History and hagiography can be near twins. Nandivarman II (730-795 CE), one of the longest rulers in Indian history, combined them as perfect as a skilled artist would. The panegyric in the 8{+t}{+h} century Udayinedram copper plates praise him as “the death of enemies and a cupid to women” and go on to describe him as “the refuge of subjects and a Kalpa tree to good men”. For someone whose lineage was in question and ascending the throne was a struggle, such rhetoric was more than necessary.

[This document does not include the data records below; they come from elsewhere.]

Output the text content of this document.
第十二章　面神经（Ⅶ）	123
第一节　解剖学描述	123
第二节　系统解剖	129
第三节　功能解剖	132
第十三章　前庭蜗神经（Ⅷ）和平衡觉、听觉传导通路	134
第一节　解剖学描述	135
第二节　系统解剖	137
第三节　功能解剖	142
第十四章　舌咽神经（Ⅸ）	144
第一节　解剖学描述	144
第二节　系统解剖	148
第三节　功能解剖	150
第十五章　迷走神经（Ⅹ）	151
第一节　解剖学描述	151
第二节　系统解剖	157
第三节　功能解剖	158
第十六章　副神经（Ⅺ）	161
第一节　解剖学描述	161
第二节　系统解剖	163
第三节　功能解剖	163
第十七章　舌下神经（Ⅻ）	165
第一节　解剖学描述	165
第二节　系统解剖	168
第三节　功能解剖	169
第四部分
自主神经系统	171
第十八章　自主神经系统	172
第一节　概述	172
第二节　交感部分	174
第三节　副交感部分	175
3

Coming as he did a century after Mahendravarman, and a few years after Rajasimha, the two Pallava visionary rulers, Nandivarman knew well that an architectural route steeped in royal symbolism would be more enduring in fame. He built a jewel of a temple in sandstone in Kanchipuarm, the capital city of the Pallavas celebrated as Paramesvara Vinnagaram in literature and popularly known as Vaikunta Perumal temple.
Grand conception
This multi-tiered temple with functional shrines in each of the three floors rivalled, in conception and importance, the other Pallava temples that preceded it. The circumambulatory passage was profusely carved and depicted Nandivarman's coronation and the Pallava genealogy. But it is here the late Dennis Hudson, a professor of religion, differs and turns attention to its religious symbolism. To him the key to understand this temple is not so much in the historical details of Nandivarman's rule but in the religious agenda the temple solely served
In the posthumously published and recently released book, The Vaikunta Perumal Temple at Kanchipuram (Prakriti Foundation, 2009), Hudson views the temple, more than anything else, as an assertion of the Bhagavata tradition (a religious movement that emphasised relationship with Bhagavan or god). To him, the temple was built to serve and read as a ‘visual summary' of Bhagavata Purana and the Vaishnavite world view it embodied.

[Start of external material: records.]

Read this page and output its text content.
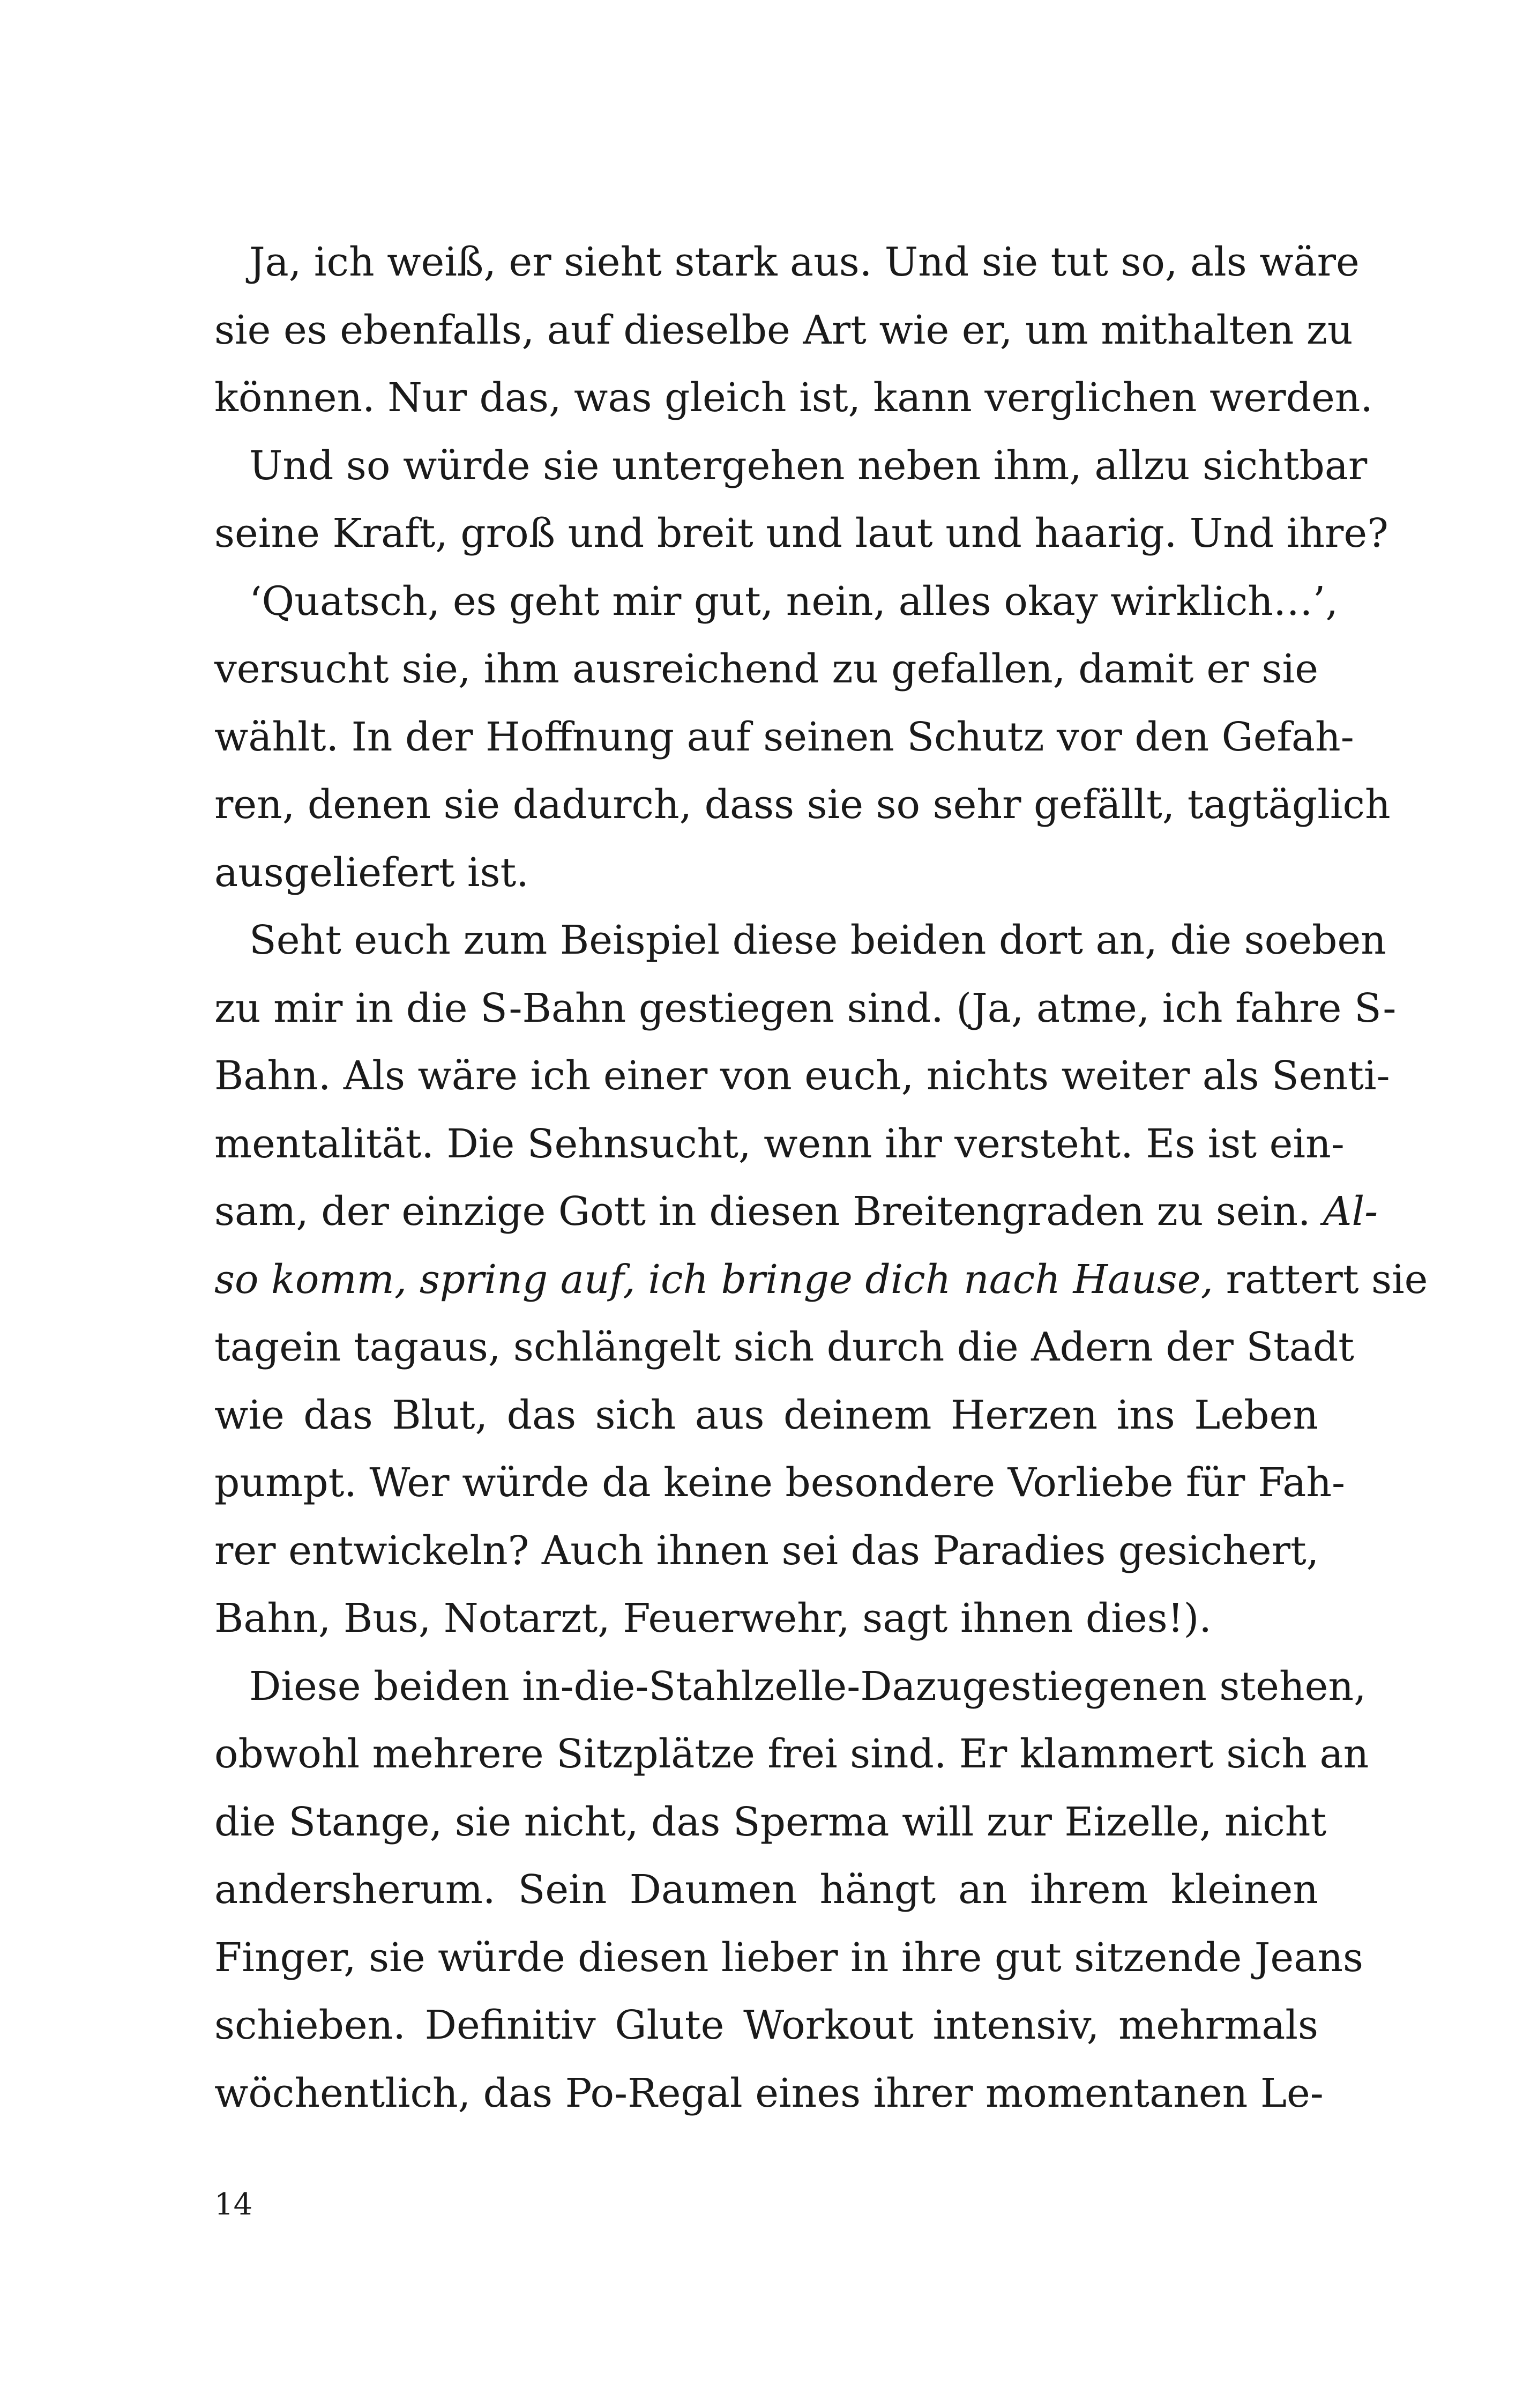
Ja, ich weiß, er sieht stark aus. Und sie tut so, als wäre
sie es ebenfalls, auf dieselbe Art wie er, um mithalten zu
können. Nur das, was gleich ist, kann verglichen werden.
Und so würde sie untergehen neben ihm, allzu sichtbar
seine Kraft, groß und breit und laut und haarig. Und ihre?
‘Quatsch, es geht mir gut, nein, alles okay wirklich…’,
versucht sie, ihm ausreichend zu gefallen, damit er sie
wählt. In der Hoffnung auf seinen Schutz vor den Gefah-
ren, denen sie dadurch, dass sie so sehr gefällt, tagtäglich
ausgeliefert ist.
Seht euch zum Beispiel diese beiden dort an, die soeben
zu mir in die S-Bahn gestiegen sind. (Ja, atme, ich fahre S-
Bahn. Als wäre ich einer von euch, nichts weiter als Senti-
mentalität. Die Sehnsucht, wenn ihr versteht. Es ist ein-
sam, der einzige Gott in diesen Breitengraden zu sein. Al-
so komm, spring auf, ich bringe dich nach Hause, rattert sie
tagein tagaus, schlängelt sich durch die Adern der Stadt
wie das Blut, das sich aus deinem Herzen ins Leben
pumpt. Wer würde da keine besondere Vorliebe für Fah-
rer entwickeln? Auch ihnen sei das Paradies gesichert,
Bahn, Bus, Notarzt, Feuerwehr, sagt ihnen dies!).
Diese beiden in-die-Stahlzelle-Dazugestiegenen stehen,
obwohl mehrere Sitzplätze frei sind. Er klammert sich an
die Stange, sie nicht, das Sperma will zur Eizelle, nicht
andersherum. Sein Daumen hängt an ihrem kleinen
Finger, sie würde diesen lieber in ihre gut sitzende Jeans
schieben. Definitiv Glute Workout intensiv, mehrmals
wöchentlich, das Po-Regal eines ihrer momentanen Le-
14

This point is made through a careful study of the temple layout and the various sculptures, particularly the 56 sculptural panels carved on the vimana (tower over sanctum).Within this framework, even the historical sculptures depicting Nandivarman's coronation, extensively studied by C. Minakshi as early as 1941, is interpreted as the assertion of the Vaishnavites over the Saivaites of the Pallava lineage. This is an interesting speculation of Pallava history.

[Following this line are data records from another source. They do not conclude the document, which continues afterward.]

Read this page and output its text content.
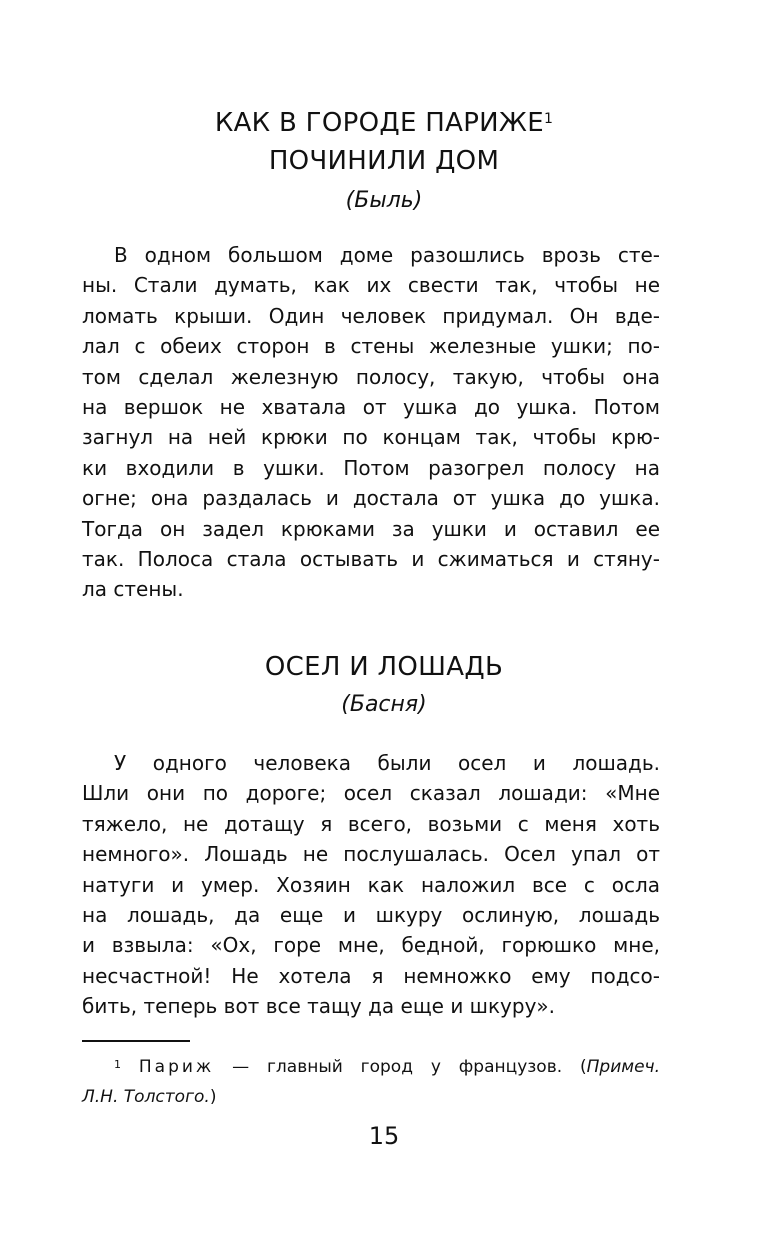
КАК В ГОРОДЕ ПАРИЖЕ$^1$
ПОЧИНИЛИ ДОМ
(Быль)
В одном большом доме разошлись врозь сте-
ны. Стали думать, как их свести так, чтобы не
ломать крыши. Один человек придумал. Он вде-
лал с обеих сторон в стены железные ушки; по-
том сделал железную полосу, такую, чтобы она
на вершок не хватала от ушка до ушка. Потом
загнул на ней крюки по концам так, чтобы крю-
ки входили в ушки. Потом разогрел полосу на
огне; она раздалась и достала от ушка до ушка.
Тогда он задел крюками за ушки и оставил ее
так. Полоса стала остывать и сжиматься и стяну-
ла стены.
ОСЕЛ И ЛОШАДЬ
(Басня)
У одного человека были осел и лошадь.
Шли они по дороге; осел сказал лошади: «Мне
тяжело, не дотащу я всего, возьми с меня хоть
немного». Лошадь не послушалась. Осел упал от
натуги и умер. Хозяин как наложил все с осла
на лошадь, да еще и шкуру ослиную, лошадь
и взвыла: «Ох, горе мне, бедной, горюшко мне,
несчастной! Не хотела я немножко ему подсо-
бить, теперь вот все тащу да еще и шкуру».
$^1$ Париж — главный город у французов. (Примеч.
Л.Н. Толстого.)
15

The texts have a role to play in the making of a temple. Studies, mostly limited to examining the role of architectural or liturgical prescriptions, illustrate this relationship. Dennis Hudson's work is a grand exploration of this theme. He draws extensively from the Bhagavata Purana , Alvar hymns and Pancharatra Agamas (one of the two streams of Vaishnava liturgical texts) to show that the temple plan and form are a three dimensional mandala and the sculptures were conceived and positioned with a definite programme in mind. The purpose of this temple, Hudson concludes, was to remind the Vaishnava devotees visiting the temple of the tradition and texts that they were already familiar with.
A different form?
Vaikunta Perumal temple, like the other three-storied temples built in the past, follow Vaikhanasa liturgy (the other Vaishnava stream) leading some to conclude that this temple form is a speciality of this liturgical group. Hudson thinks otherwise. After a careful analysis of the sculptural programme, he concludes that the temple was planned as per Pancharatra and not the Vaikhanasa Agama . This challenges some of the views well established by works such as Meister and Dhaky who compiled the Encyclopaedia of Indian Temples , Gerard Colas who had extensively studied the architectural passages of Vaikhanasa Agama and Nagaswamy and Gros who looked at a similar Pallava temple close by at Uttaramerur. The priests at the Vaikunta temple who still follow the Vaikhansa tradition may also want to disagree with him.
Those who want to follow this discussion in detail may have to reach the elaborate version of this book published a year ago ( The Body of God: An Emperor's Palace for Krishna in Eighth-Century Kanchipuram , Oxford University Press, 2008). This work of Hudson must be read for the stories followed by more stories and stories within stories he provides and the manner in which he connects them with the sculptures. The book is conveniently and well laid out for this purpose. Less known facts, interesting details with rich narration makes this a useful guide and helps appreciate the intense sculptural programme of the temple. Some of the interpretation and stories are qualified by the editor's notes and they have to be read along to evaluate them.